No one knew what was going to happen in the end. I was a sophomore in high school when the pandemic started, and now a freshman in college, I’m glad I went through the pandemic.

I got to spend a lot of time with myself, a thing that, before that time, had a negative connotation. But, in the end, it was the best thing that happened to me. I realized my potential as an individual.

We only live once, and I could no longer allow myself to lose time over wondering if I was ‘good enough.’”  

She blossomed after that shutdown experience in ways I never imagined. We got a lot of help from our Youth Pastor and his staff. She made connections with a local leader in the NAACP, and she thrived.

She made the best of her time during the worst of times.

Meanwhile, Donald Trump and Dr. Anthony Fauci, et al, were holding what seemed like hourly press conferences. The world hung on every stupid ass word the 45th president uttered.

And boy, did these episodes reveal the depth of his rudeness and ignorance. By virtue of his endless vitriol and baseless invectives, Trump caused more deaths than we can ever discern.

For Hailee, it was school.

My pain came from not being able to fellowship with my church members. But, the absolute worst of the worst was the feeling I had when I walked into this majestic edifice on Sunday morning. A sanctuary that traditionally held two services with 1200 to 1500 congregants was bare and empty now.

Our church services were only available over social media. Unfortunately, this change meant our programming had to be reconfigured to accommodate cameras rather than the eyes of a praised filled audience.

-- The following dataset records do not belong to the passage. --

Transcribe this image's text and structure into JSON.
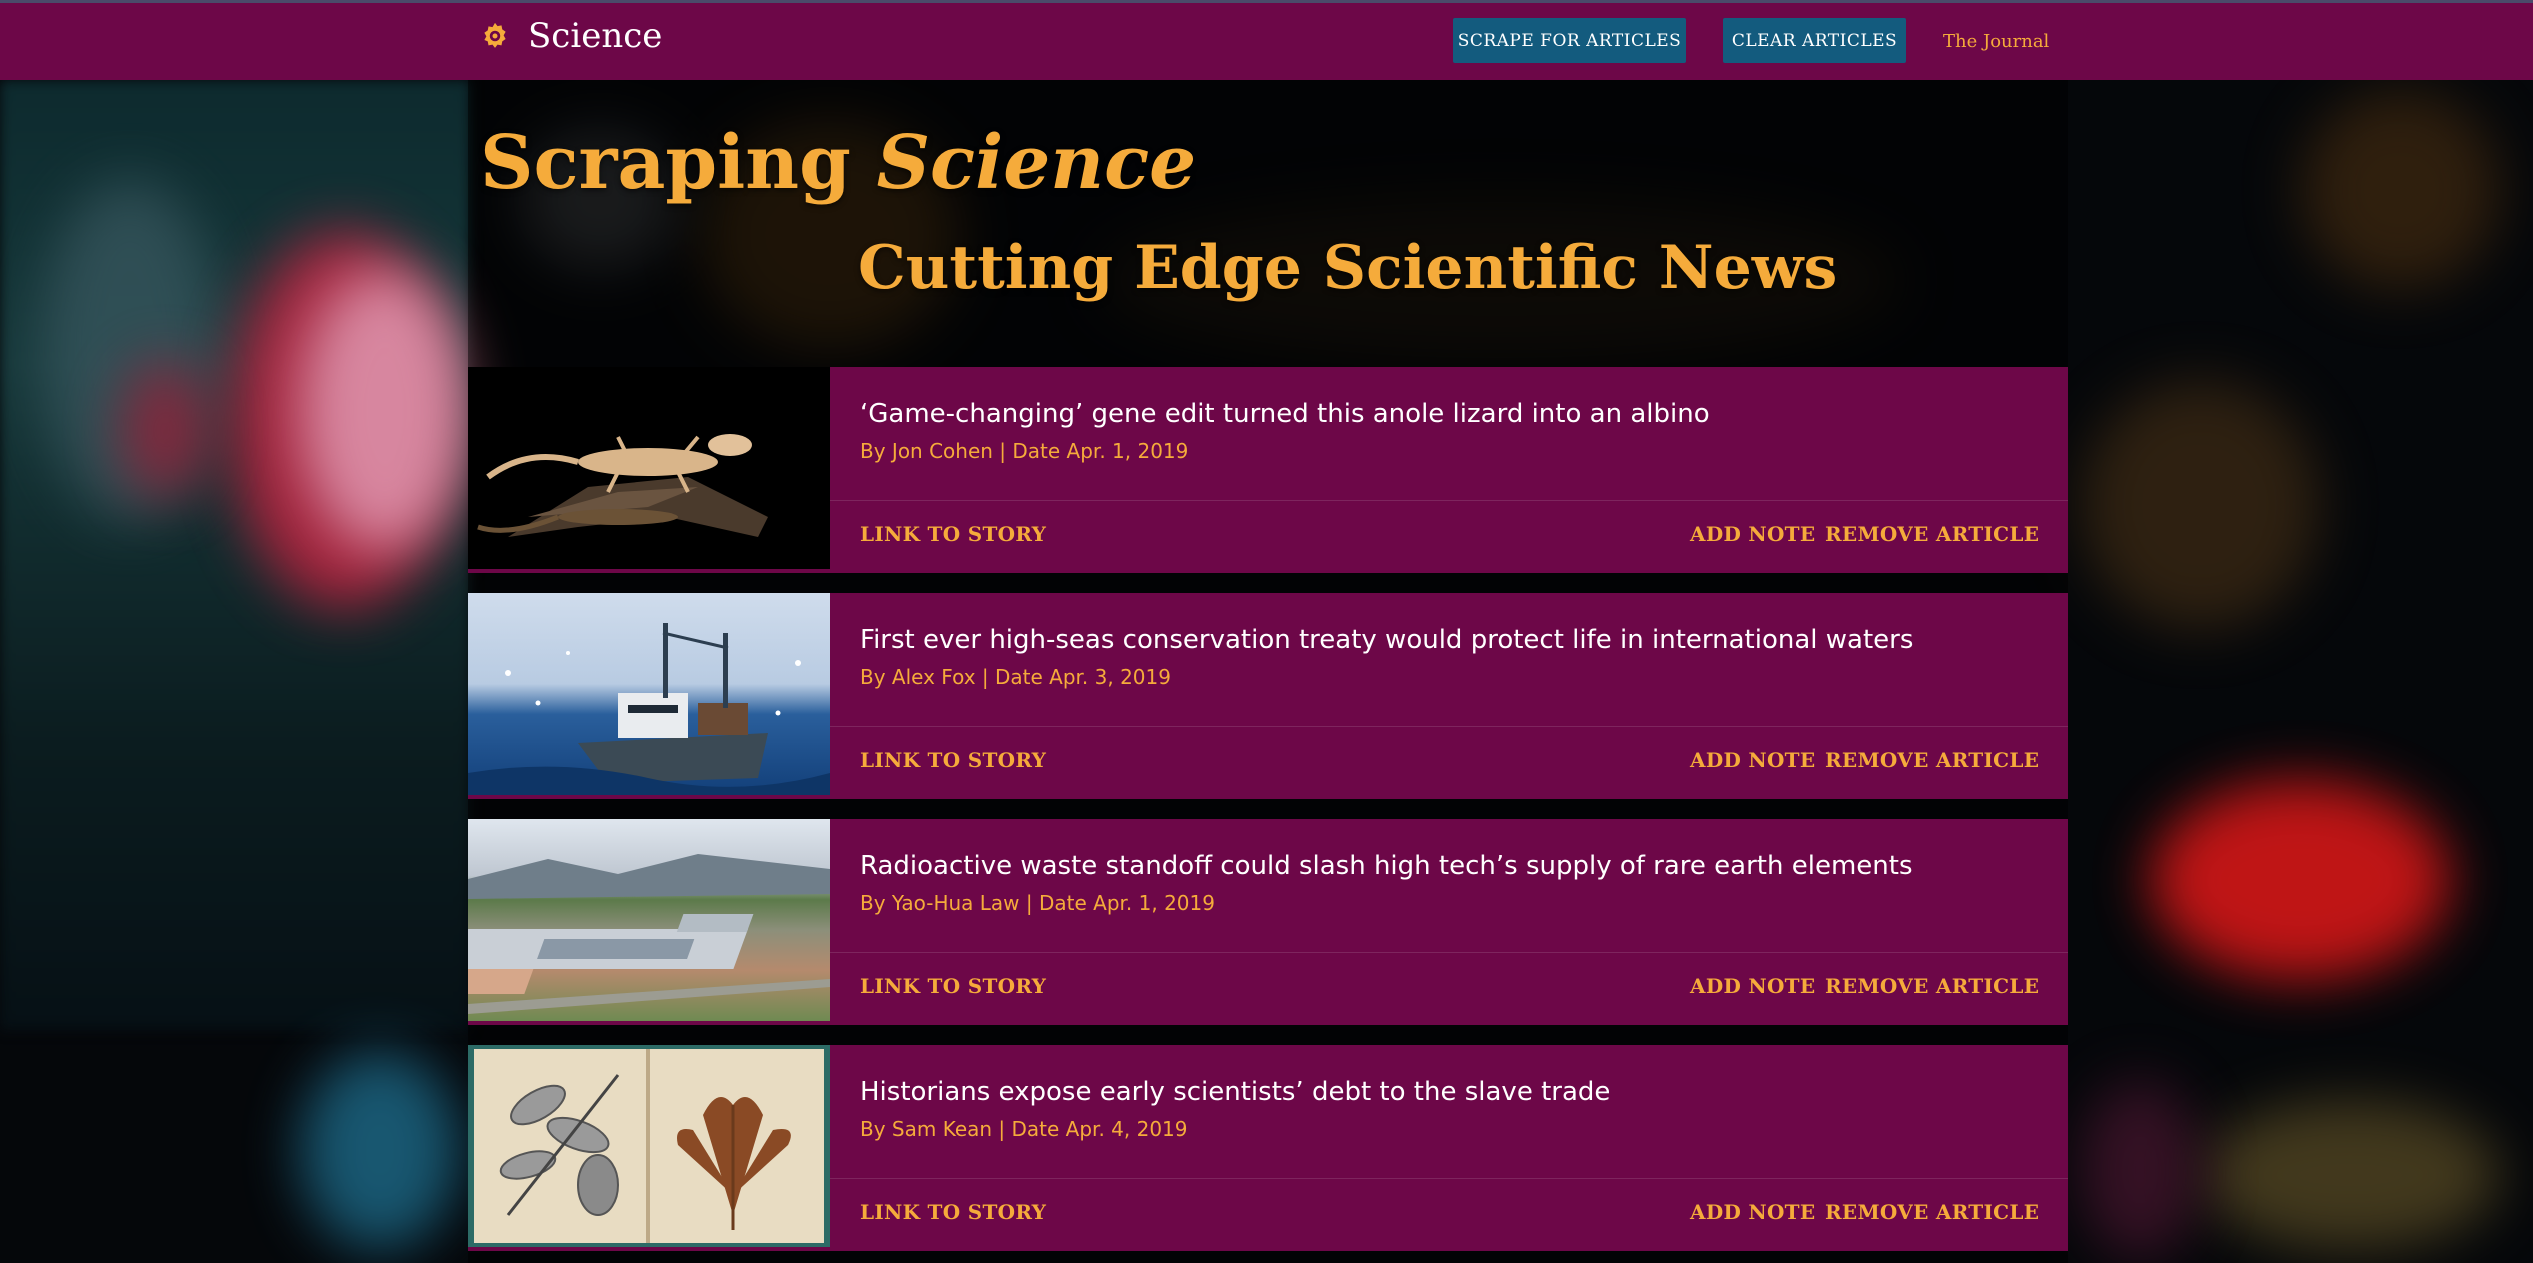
{
  "navbar": {
    "brand": "Science",
    "brand_icon": "gear-icon",
    "scrape_button": "SCRAPE FOR ARTICLES",
    "clear_button": "CLEAR ARTICLES",
    "journal_link": "The Journal"
  },
  "hero": {
    "title_prefix": "Scraping",
    "title_emphasis": "Science",
    "subtitle": "Cutting Edge Scientific News"
  },
  "articles": [
    {
      "title": "‘Game-changing’ gene edit turned this anole lizard into an albino",
      "meta": "By Jon Cohen | Date Apr. 1, 2019",
      "image": "albino-lizard-image"
    },
    {
      "title": "First ever high-seas conservation treaty would protect life in international waters",
      "meta": "By Alex Fox | Date Apr. 3, 2019",
      "image": "fishing-ship-image"
    },
    {
      "title": "Radioactive waste standoff could slash high tech’s supply of rare earth elements",
      "meta": "By Yao-Hua Law | Date Apr. 1, 2019",
      "image": "industrial-plant-image"
    },
    {
      "title": "Historians expose early scientists’ debt to the slave trade",
      "meta": "By Sam Kean | Date Apr. 4, 2019",
      "image": "herbarium-book-image"
    }
  ],
  "card_actions": {
    "link": "LINK TO STORY",
    "note": "ADD NOTE",
    "remove": "REMOVE ARTICLE"
  },
  "colors": {
    "navbar": "#6d0748",
    "card": "#6d0748",
    "accent": "#f5ab3b",
    "button": "#135b7e"
  }
}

Under the auspices of COVID-19 protocols, normalcy meant arriving at church two hours early for testing, rehearsing a few songs with five or six others, and being “masked up” the whole time. There were never more than 20 people in that church.

The loud choruses of hallelujahs that usually accompanied the sermon were replaced with dead silence.

But even in that dilemma, we overcame it. We learned how to share Christ with a distant audience and our members.

On the home front, this experience brought my siblings, our children, and our parents closer. We bonded in our every Friday night two-hour Zoom sessions.

My grandson is healthy and thriving. Hailee lives her best life on a college campus in a city we never imagined.

COVID-19 hit like a thief in the night. It was the worst of times… and it was the worst of times.

But Maya Angelou’s first book of essays in 1993 captures my sentiments exactly. “Wouldn’t take nothing for my journey now.”

COVID-19 was bad, but it made some of us better!